233. DE D'ALEMBERT.

Paris, 11 mai 1781, anniversaire de la bataille de Fontenoi,
dix ans avant le traité de Versailles. 202-a



Sire,

Votre Majesté prétend, dans la dernière lettre dont elle a bien voulu m'honorer, que nous faisons chaque jour des pertes, elle et moi, et que nous envoyons notre gros bagage prendre les devants, assurés de le suivre dans peu. Cela n'est que trop vrai de mon frêle individu; mais permettez-moi, Sire, pour ce qui vous regarde, de n'être pas là-dessus de l'avis de V. M. Je crois au contraire, à en juger par ses lettres, qu'elle se fortifie et rajeunit tous les jours, tant ces lettres sont pleines de gaîté et d'excellente plaisanterie. Tout ce que V. M. me fait l'honneur de m'écrire sur la querelle des ministres est du meilleur ton et du meilleur goût, digne de la cause soumise par eux à la décision de V. M., et digne de la sagesse d'un grand roi. Hélas! Sire (et c'est la réflexion de tous ceux à qui j'ai lu cet endroit de votre lettre), pourquoi les autres souverains n'ont-ils pas eu et n'ont-ils pas encore le même dédain que vous pour ces billevesées? Combien<203> ils auraient épargné de sang et de malheurs à la sotte et déplorable espèce humaine! Voilà un évêque d'Amiens, fanatique successeur de celui qui a demandé le supplice du chevalier de La Barre, voilà, dis-je, cet évêque d'Amiens, nommé Machault, fils de l'ancien contrôleur général des finances, qui vient de donner un mandement forcené contre l'édition qu'on prépare des œuvres de Voltaire. Si on savait, en France, imposer silence à ces sonneurs de tocsin, ils n'auraient ni partisans, ni imitateurs. Peut-être à la fin sentira-t-on la nécessité de les réprimer pour l'honneur de la raison et le repos public. Dieu veuille qu'on y suive votre exemple!

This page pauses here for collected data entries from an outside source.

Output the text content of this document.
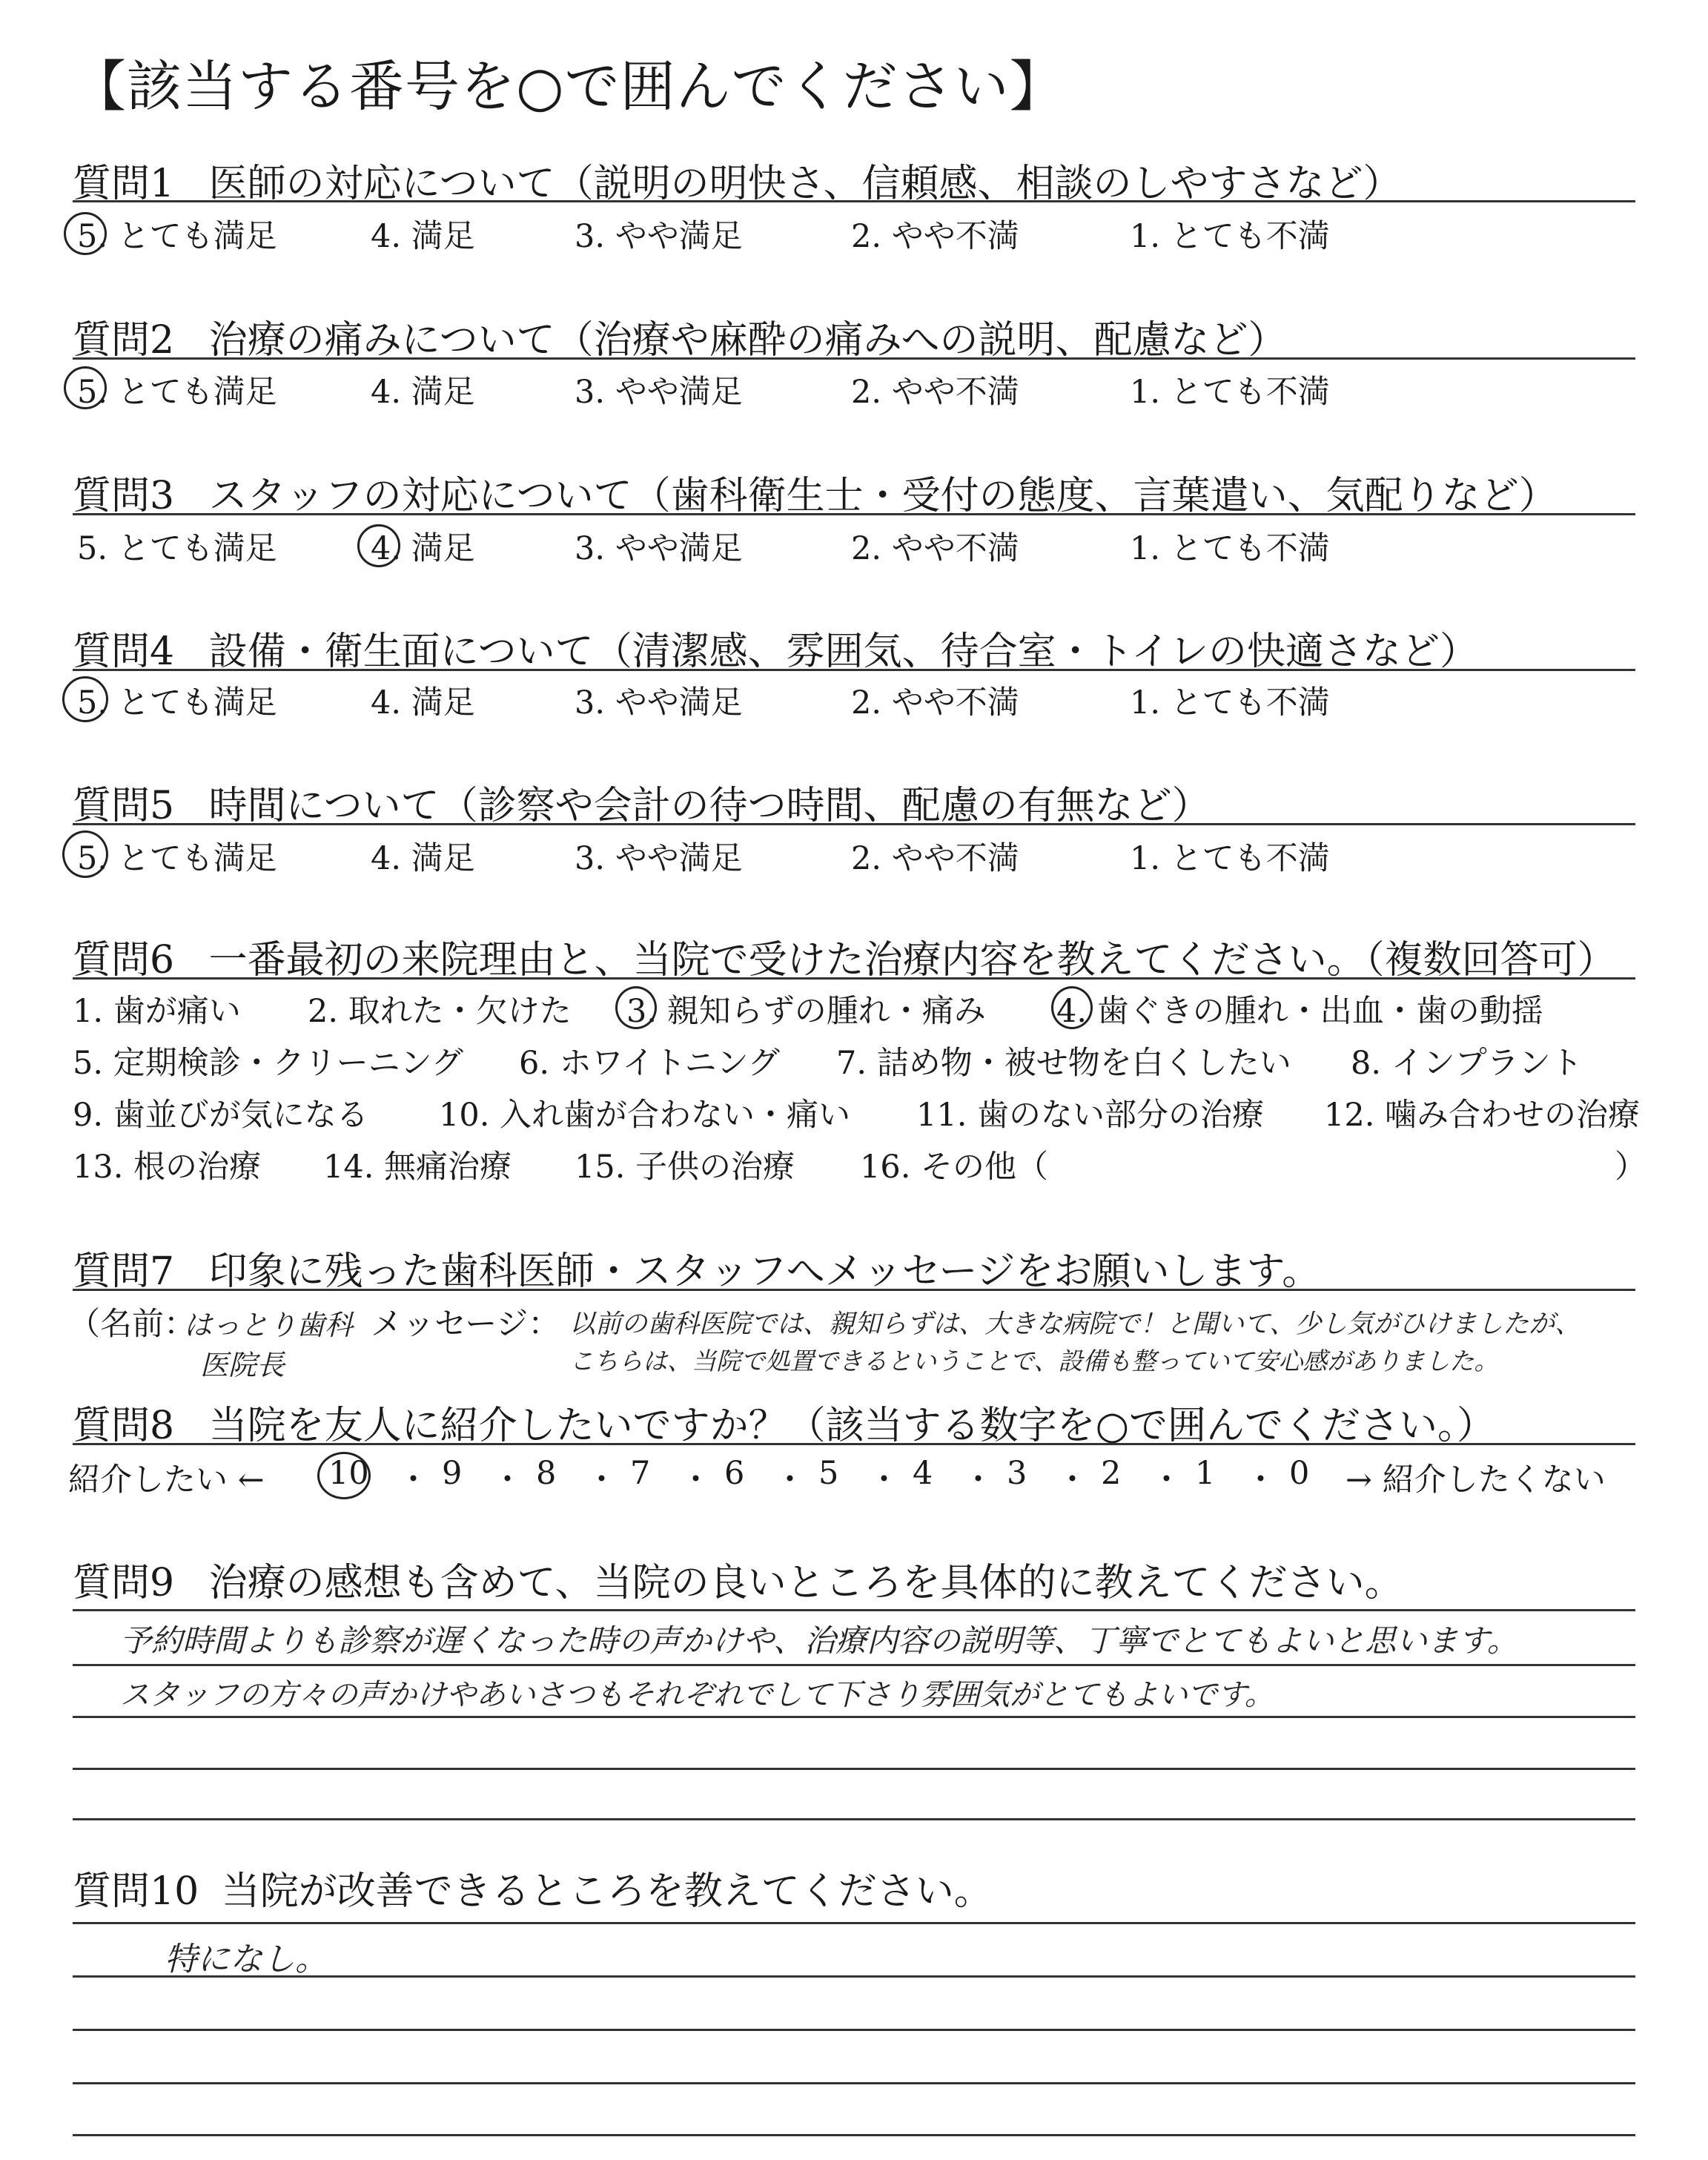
【該当する番号を○で囲んでください】
質問1 医師の対応について（説明の明快さ、信頼感、相談のしやすさなど）
5. とても満足	4. 満足	3. やや満足	2. やや不満	1. とても不満
質問2 治療の痛みについて（治療や麻酔の痛みへの説明、配慮など）
5. とても満足	4. 満足	3. やや満足	2. やや不満	1. とても不満
質問3 スタッフの対応について（歯科衛生士・受付の態度、言葉遣い、気配りなど）
5. とても満足	4. 満足	3. やや満足	2. やや不満	1. とても不満
質問4 設備・衛生面について（清潔感、雰囲気、待合室・トイレの快適さなど）
5. とても満足	4. 満足	3. やや満足	2. やや不満	1. とても不満
質問5 時間について（診察や会計の待つ時間、配慮の有無など）
5. とても満足	4. 満足	3. やや満足	2. やや不満	1. とても不満
質問6 一番最初の来院理由と、当院で受けた治療内容を教えてください。（複数回答可）
1. 歯が痛い 2. 取れた・欠けた 3. 親知らずの腫れ・痛み 4. 歯ぐきの腫れ・出血・歯の動揺
5. 定期検診・クリーニング 6. ホワイトニング 7. 詰め物・被せ物を白くしたい 8. インプラント
9. 歯並びが気になる 10. 入れ歯が合わない・痛い 11. 歯のない部分の治療 12. 噛み合わせの治療
13. 根の治療 14. 無痛治療 15. 子供の治療 16. その他（	）
質問7 印象に残った歯科医師・スタッフへメッセージをお願いします。
（名前：
はっとり歯科
医院長
メッセージ： 以前の歯科医院では、親知らずは、大きな病院で！と聞いて、少し気がひけましたが、
こちらは、当院で処置できるということで、設備も整っていて安心感がありました。
質問8 当院を友人に紹介したいですか？（該当する数字を○で囲んでください。）
紹介したい ← 10 ・ 9 ・ 8 ・ 7 ・ 6 ・ 5 ・ 4 ・ 3 ・ 2 ・ 1 ・ 0 → 紹介したくない
質問9 治療の感想も含めて、当院の良いところを具体的に教えてください。
予約時間よりも診察が遅くなった時の声かけや、治療内容の説明等、丁寧でとてもよいと思います。
スタッフの方々の声かけやあいさつもそれぞれでして下さり雰囲気がとてもよいです。
質問10 当院が改善できるところを教えてください。
特になし。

Il me semble que l'empereur d'aujourd'hui traite un peu lestement les prêtres, les moines et le pape. Il faut espérer que cette première hostilité impériale aura des suites plus sérieuses. Ainsi soit-il!

Je suis avec la plus tendre et la plus profonde vénération, etc.


202-a Voyez t. III, p. 109-111, et t. IV, p. 38.